Furthermore, half of all cobalt reserves are in the Democratic Republic of the Congo, one of the poorest countries in Africa and in the world. Most of the cobalt mining is overseen by foreign corporations, but a significant minority is “artisanal,” meaning that individuals—sometimes children—are digging with hand tools and no safety equipment for very little money.

For all those reasons, the electric-vehicle industry (but not the consumer electronics industry) has largely switched to cathode materials with less or no cobalt. ⁷ Some of the best performing alternatives are mixed metal oxides that combine nickel, cobalt, and either manganese or aluminum. Nickel is only a little less scarce than cobalt, as shown in figure 3, but at least its reserves are geographically less concentrated. Lithium manganese oxide and lithium iron phosphate are serviceable options made from cheap and abundant materials, but their energy densities pale in comparison with their costlier cousins.

Figure 3.

Lithium itself is widespread in Earth’s crust, but it can be economically extracted from only a few locations, such as the salt flats in and around the Atacama Desert in South America. The world’s lithium reserves can meet the battery industry’s needs for the foreseeable future—but to continue to meet them for generations to come, battery recycling will become increasingly important.

The future

In their pursuit of a smaller, cheaper, safer, and more sustainable battery, researchers are exploring several ideas. (See Physics Today, June 2013, page 26 .) One possibility is to replace the liquid or polymer electrolyte with an inorganic solid to create an all-solid-state battery. Removing the flammable organic material would all but eliminate the risk of fire. And it would offer a path to safely bringing back the lithium metal anode—dendrites can’t pierce so substantial a solid barrier—and thereby give a huge boost to the battery energy density.

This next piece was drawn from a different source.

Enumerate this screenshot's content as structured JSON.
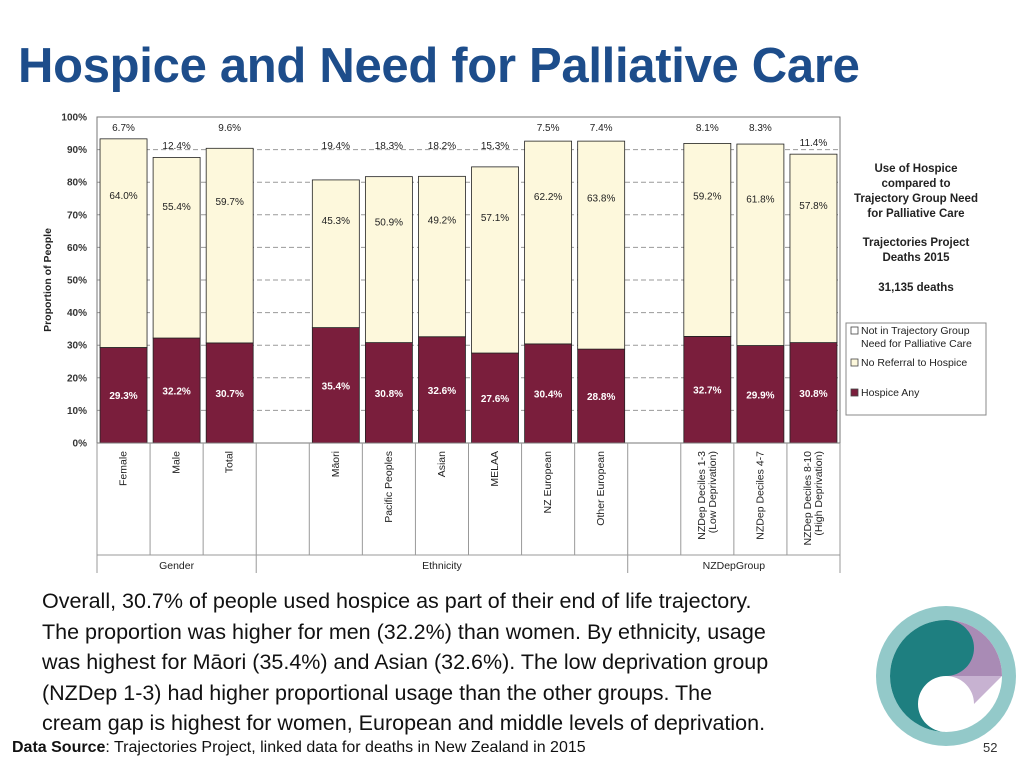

Ceramic materials that can conduct ions have been known for decades (see the article by John Bates, Jia-Chao Wang, and Nancy Dudney, Physics Today, July 1982, page 46 ). But only recently have their conductivities begun to rival those of liquids, and it’s still a challenge to stabilize the interfaces between a solid electrolyte and solid electrodes that are constantly growing and shrinking. ⁸ “This is the new kid on the block trying to beat the existing electrolyte,” says Yang Shao-Horn of MIT, “and we need to discover the design principles” to explore the possible materials more efficiently than by trial and error. “There is a very small solid-state battery on the market now,” notes Yoshino, “but can it be made into a large format suitable for electric vehicles? That still requires a breakthrough in production technology. I think it should be possible, but it will take time.”

Another research direction has explored replacing lithium with a cheaper, more abundant working ion, such as sodium, magnesium, or calcium. ⁹ Sodium is chemically similar to lithium, so many (but not all) of the materials and processes developed for lithium-ion batteries can be adapted for sodium-ion batteries. Calcium and magnesium, on the other hand, would require a whole new set of materials. They’re appealing, though, because their ions are doubly charged, so a battery could supply twice as much current for a given number of working ions.

Lithium-ion batteries aren’t going away anytime soon. “Even if I came up with a great new battery tomorrow,” says Marca Doeff of Lawrence Berkeley National Laboratory, “it would take 10 or 15 years of work to get to where lithium-ion batteries are now. And the goalposts keep moving.” But as Shirley Meng of the University of California, San Diego, notes, that’s all the more reason for urgency. “Now is the time to worry about resource availability,” she says. “If we want to use batteries to store clean energy and combat climate change, we don’t have a lot of time.”